Pretty much the best part of living here tho, is the Tindahan that is literally attached to our house, you don’t have to walk more than 10 steps out the door and say "May bili" to get food in the morning. It is fantastic! The lady that works there is a member of the church, and our landlord. Basically that means she loves missionaries and we are always buying things from her. I attached a picture. The other amazing thing in our house is that we have a real weight; it is around 60 or 70 pounds, so it is good for curls but I am still working on how to add weight to it so it will be better for benching. I have attached pictures of both the bench press and the Tindahan for you. The other two pictures are taken from our backyard.

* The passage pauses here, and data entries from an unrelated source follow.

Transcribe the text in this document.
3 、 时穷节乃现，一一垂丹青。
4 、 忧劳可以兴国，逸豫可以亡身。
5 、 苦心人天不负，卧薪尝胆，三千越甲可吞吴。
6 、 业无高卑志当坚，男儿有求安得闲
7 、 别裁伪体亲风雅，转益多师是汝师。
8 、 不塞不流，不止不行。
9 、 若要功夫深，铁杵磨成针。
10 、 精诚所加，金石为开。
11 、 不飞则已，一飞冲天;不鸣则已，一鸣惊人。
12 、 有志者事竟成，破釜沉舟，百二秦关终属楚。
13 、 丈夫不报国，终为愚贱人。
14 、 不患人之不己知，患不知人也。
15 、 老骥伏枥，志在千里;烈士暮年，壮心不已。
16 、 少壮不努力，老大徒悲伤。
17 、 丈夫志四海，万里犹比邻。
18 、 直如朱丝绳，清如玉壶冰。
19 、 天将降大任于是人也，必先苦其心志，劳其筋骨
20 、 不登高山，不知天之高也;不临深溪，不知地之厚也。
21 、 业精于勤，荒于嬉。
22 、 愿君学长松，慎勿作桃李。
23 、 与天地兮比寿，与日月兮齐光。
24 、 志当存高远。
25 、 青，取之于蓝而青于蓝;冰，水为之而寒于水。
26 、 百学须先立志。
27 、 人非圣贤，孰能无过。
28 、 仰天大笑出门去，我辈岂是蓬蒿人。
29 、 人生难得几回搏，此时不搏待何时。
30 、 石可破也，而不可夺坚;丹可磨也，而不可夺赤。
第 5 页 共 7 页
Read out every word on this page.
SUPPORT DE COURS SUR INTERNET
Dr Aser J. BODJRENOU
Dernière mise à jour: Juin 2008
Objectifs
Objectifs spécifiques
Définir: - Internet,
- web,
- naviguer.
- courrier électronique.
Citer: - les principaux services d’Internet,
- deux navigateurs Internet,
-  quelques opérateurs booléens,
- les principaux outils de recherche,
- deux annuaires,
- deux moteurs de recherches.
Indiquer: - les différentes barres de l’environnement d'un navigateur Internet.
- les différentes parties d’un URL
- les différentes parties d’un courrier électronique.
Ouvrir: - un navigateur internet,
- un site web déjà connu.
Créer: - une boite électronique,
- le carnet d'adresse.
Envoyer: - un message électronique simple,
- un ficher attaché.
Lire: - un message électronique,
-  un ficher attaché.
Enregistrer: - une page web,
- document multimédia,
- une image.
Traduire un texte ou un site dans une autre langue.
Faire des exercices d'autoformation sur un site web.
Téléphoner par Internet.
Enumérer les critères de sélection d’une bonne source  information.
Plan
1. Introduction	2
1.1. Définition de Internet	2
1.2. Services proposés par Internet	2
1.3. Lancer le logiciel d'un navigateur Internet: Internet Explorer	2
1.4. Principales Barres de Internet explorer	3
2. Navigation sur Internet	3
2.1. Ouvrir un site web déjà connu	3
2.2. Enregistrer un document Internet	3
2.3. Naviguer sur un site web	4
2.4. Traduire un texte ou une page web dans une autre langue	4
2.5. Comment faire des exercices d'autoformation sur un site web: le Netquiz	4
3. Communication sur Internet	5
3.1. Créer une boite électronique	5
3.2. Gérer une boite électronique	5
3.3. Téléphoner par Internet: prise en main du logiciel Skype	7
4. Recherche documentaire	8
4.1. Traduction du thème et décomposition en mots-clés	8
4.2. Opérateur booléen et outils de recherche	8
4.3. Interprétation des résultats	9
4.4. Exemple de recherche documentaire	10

Culture: Managing stores: This is sometimes a big thing that keeps people from being able to go to church. The way these Tindahans work makes running them simple. So simple that sometimes younger children (around 14 years old) will be asked to run it. Oftentimes the store doesn’t make up all the income for a family, but it is more often used to supplement income from another job. In a nutshell, the Tindahan pays for things that you don’t need, but are nice to have. MOST things are only nice to have. Things that we might count as "Needs" are really only nice to have. Back to Tindahans – someone always needs to be at the shop so the family won’t lose that important income. This can be a real challenge when inviting people to church because they are not able to leave the store.
Tagalesson: “Daw”. Daw is the best word sometimes, even in complete English conversations we will use this word because it is useful in almost all circumstances. It marks a quote from someone whether direct or indirect. it can also be used to push away an idea from the speaker, the same way we use the word "Apparently". For example: Why did he get in trouble? Oh he wasn’t getting up on time daw.
You use daw there to say that your information is coming from somewhere else, that it isn’t you who knew it. This really helps when people say things like "Well you said _______." You just tell them “Daw” and all is forgiven.

I hope you like the pictures from Sapang Palay, it is a fantastic area. Hopefully soon I will have some really cool stories about the people here, I already have some that maybe I might be able to share later.

The last thing I would like to remind you all of is my invitation to read the Book of Mormon this year. It will help your life. If you haven't started, I highly recommend it. That one simple thing is often the difference between someone who doesn't understand why the missionaries are there talking to them, and someone who has a knowledge of the truth of God.